How to use an iterator in scala to make a decision based on length memory efficiently

Question

I have a very long collection I need to iterate over in scala and I want to avoid keeping it all in memory. The solution I came up with is this:

(rows is the iterator I am trying to process and COMPONENT_LIMIT the estimate of how many objects I calculate I can keep in memory)

val ( processItr, countItr ) = rows.duplicate
val pastLimitItr = countItr.drop( COMPONENT_LIMIT )
if ( pastLimitItr.hasNext ) 
  new CustomIterator( processItr.buffered) 
else
  Iterator( MappperToObject.createObject(
            processItr.toList
          ) )

The problem I have is this: even though I do not need to use the pastLimitItr any more, as far as I can tell from scala source on def duplicate the queue will hang around so the memory used will be relative to the length of the iterator.

The question is: how can I get rid of the queue in the Partner object in def duplicate after I am done with the test? I do not need the duplicate at all after the test.

UPDATE: I should have added that the output iterator objects will contain some of the objects in the input iterator based on their content, so I cannot use grouped as suggested.

UPDATE: It looks like span is the right answer out of the options given in the answer. I was probably not specific enough in my question.

Answer 1

It sounds like you want to use:

val segments = iterator.grouped(LIMIT)
createObject(segments.next())

Though you if you did need duplicate, you could drain the duplicates.

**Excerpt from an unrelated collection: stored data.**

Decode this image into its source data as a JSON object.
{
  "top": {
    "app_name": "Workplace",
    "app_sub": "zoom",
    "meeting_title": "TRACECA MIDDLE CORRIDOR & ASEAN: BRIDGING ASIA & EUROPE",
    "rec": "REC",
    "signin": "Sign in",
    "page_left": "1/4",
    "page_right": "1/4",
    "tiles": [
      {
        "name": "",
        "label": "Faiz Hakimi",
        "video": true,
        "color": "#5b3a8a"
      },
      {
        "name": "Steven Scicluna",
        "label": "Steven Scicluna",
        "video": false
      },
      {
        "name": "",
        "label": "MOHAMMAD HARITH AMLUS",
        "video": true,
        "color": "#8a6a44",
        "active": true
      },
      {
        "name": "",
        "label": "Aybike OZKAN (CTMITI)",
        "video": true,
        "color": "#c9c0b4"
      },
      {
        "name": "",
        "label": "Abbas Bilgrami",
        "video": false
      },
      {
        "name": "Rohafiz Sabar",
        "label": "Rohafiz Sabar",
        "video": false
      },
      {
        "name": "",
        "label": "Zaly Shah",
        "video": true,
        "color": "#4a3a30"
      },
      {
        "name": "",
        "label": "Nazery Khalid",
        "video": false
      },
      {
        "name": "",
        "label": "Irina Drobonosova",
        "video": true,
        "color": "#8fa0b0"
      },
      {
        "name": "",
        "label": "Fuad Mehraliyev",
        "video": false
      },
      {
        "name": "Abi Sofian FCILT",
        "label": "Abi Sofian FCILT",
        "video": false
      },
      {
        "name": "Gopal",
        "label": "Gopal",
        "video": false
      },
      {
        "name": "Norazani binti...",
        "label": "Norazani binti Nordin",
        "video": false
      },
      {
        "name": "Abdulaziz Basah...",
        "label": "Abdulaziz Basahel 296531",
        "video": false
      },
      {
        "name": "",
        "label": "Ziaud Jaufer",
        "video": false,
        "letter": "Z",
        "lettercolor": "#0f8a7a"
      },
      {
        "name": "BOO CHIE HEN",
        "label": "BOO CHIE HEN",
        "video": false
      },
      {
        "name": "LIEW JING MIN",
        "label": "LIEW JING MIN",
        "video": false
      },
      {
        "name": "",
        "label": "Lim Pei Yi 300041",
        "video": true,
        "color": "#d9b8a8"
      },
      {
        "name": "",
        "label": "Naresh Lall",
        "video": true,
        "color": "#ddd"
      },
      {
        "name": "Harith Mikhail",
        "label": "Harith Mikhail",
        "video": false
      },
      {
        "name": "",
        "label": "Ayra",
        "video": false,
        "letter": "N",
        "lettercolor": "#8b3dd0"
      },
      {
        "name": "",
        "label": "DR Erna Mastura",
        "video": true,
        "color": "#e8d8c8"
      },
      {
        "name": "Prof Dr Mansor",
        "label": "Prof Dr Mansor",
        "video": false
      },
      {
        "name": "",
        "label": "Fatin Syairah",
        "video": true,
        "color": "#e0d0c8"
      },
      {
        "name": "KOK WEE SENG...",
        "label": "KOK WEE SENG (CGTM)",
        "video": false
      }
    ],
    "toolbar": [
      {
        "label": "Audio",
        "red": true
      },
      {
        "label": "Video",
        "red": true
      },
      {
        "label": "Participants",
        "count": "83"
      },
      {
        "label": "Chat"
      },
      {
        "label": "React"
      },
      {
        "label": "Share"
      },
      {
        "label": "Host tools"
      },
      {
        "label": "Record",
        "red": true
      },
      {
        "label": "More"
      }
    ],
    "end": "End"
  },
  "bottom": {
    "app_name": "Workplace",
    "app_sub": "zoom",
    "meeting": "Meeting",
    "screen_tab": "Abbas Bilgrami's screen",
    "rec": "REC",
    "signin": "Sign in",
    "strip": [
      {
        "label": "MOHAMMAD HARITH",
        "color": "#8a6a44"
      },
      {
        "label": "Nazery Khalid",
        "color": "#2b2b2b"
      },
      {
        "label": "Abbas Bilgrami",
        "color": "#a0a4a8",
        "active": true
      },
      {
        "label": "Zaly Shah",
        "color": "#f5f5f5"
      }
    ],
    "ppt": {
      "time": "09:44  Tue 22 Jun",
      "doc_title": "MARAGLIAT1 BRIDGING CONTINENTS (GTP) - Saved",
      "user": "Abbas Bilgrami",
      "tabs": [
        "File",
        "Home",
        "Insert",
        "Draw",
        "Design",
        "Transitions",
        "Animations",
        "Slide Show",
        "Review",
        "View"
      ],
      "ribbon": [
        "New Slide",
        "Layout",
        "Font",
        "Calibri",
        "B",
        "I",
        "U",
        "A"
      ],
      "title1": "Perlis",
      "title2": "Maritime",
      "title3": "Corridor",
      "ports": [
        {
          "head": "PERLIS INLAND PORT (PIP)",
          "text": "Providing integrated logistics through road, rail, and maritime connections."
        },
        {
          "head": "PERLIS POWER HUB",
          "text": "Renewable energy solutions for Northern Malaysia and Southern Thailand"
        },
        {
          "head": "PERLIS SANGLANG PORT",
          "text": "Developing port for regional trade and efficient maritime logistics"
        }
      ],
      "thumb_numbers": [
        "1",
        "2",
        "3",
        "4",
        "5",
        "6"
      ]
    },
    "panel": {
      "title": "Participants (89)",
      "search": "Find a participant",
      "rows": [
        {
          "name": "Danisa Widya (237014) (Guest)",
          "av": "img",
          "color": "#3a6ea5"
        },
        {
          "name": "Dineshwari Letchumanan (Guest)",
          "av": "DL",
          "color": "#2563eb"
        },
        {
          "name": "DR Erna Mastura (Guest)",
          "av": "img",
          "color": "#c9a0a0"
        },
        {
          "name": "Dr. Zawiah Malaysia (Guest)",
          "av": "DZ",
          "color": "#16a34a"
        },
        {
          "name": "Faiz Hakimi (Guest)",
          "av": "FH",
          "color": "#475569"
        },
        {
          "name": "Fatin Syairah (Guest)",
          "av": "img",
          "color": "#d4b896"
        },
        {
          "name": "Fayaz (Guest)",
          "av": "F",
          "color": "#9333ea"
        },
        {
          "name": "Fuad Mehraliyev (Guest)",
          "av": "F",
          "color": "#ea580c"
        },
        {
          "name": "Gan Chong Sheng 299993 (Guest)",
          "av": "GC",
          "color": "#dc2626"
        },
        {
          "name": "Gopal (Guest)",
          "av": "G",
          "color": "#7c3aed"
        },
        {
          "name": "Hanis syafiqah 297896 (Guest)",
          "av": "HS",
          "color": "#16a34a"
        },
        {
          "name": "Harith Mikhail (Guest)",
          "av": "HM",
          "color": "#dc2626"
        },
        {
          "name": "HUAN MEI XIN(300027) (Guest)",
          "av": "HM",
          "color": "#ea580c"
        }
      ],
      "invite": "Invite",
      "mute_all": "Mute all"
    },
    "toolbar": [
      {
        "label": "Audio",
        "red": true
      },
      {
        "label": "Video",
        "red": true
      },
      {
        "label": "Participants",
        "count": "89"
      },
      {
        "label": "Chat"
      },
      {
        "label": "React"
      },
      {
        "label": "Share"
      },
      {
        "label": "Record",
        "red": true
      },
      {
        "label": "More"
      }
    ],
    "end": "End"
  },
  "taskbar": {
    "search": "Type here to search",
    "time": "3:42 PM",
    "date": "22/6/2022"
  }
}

You can also use iterator.span with a condition that counts:

scala> val it = (1 to 10).iterator
it: Iterator[Int] = non-empty iterator

scala> var n = 0 ; val (vs, rest) = it.span { _ => n += 1; n < 3 }
n: Int = 0
vs: Iterator[Int] = non-empty iterator
rest: Iterator[Int] = unknown-if-empty iterator

scala> vs.toList
res0: List[Int] = List(1, 2)

scala> rest.toList
res1: List[Int] = List(3, 4, 5, 6, 7, 8, 9, 10)

You could define that as Iterator::splitAt:

scala> implicit class splitItAt[A](it: Iterator[A]) {
     | def splitAt(i: Int): (Iterator[A], Iterator[A]) = {
     |   var n = 0
     |   it.span { _ => n += 1; n <= i }
     | }}
defined class splitItAt

scala> val (is, rest) = (1 to 10).iterator.splitAt(6)
is: Iterator[Int] = non-empty iterator
rest: Iterator[Int] = unknown-if-empty iterator

scala> is.toList
res2: List[Int] = List(1, 2, 3, 4, 5, 6)

But I see you actually want to use either the prefix or the remaining iterator.

I'd write a custom method. Or don't laugh:

scala> val (is, rest) = (1 to 10).iterator.splitAt(6)
is: Iterator[Int] = non-empty iterator
rest: Iterator[Int] = unknown-if-empty iterator

scala> is match { case it: collection.Iterator$Leading$1 if rest.hasNext => it.finish() ; rest ; case _ => is }
res6: Iterator[Int] = unknown-if-empty iterator

scala> res6.next
res7: Int = 7

That internal finish means you can use the rest without buffering the prefix.

And you can also cheat grouped, as implemented, and use the original iterator for rest:

scala> val it = (1 to 10).iterator
it: Iterator[Int] = non-empty iterator

scala> val g = it.grouped(3)
g: it.GroupedIterator[Int] = non-empty iterator

scala> val first = g.next
first: List[Int] = List(1, 2, 3)

scala> it.hasNext
res12: Boolean = true

scala> it.next
res13: Int = 4

The custom method with no internals to hold onto:

scala> :pa
// Entering paste mode (ctrl-D to finish)

implicit class splitItAt[A](private val it: Iterator[A]) extends AnyVal {
  def splitAt(i: Int): (List[A], Iterator[A]) = {
    val buf = mutable.ListBuffer.empty[A]
    var n = 0
    while (it.hasNext && n < i) {
      buf += it.next()
      n += 1
    }
    (buf.toList, it)
  }
}

// Exiting paste mode, now interpreting.

defined class splitItAt

scala> val (is, rest) = (1 to 10).iterator.splitAt(20)
is: List[Int] = List(1, 2, 3, 4, 5, 6, 7, 8, 9, 10)
rest: Iterator[Int] = empty iterator

scala> val (is, rest) = (1 to 10).iterator.splitAt(6)
is: List[Int] = List(1, 2, 3, 4, 5, 6)
rest: Iterator[Int] = non-empty iterator

scala> val (is, rest) = (1 to 10).iterator.splitAt(0)
is: List[Int] = List()
rest: Iterator[Int] = non-empty iterator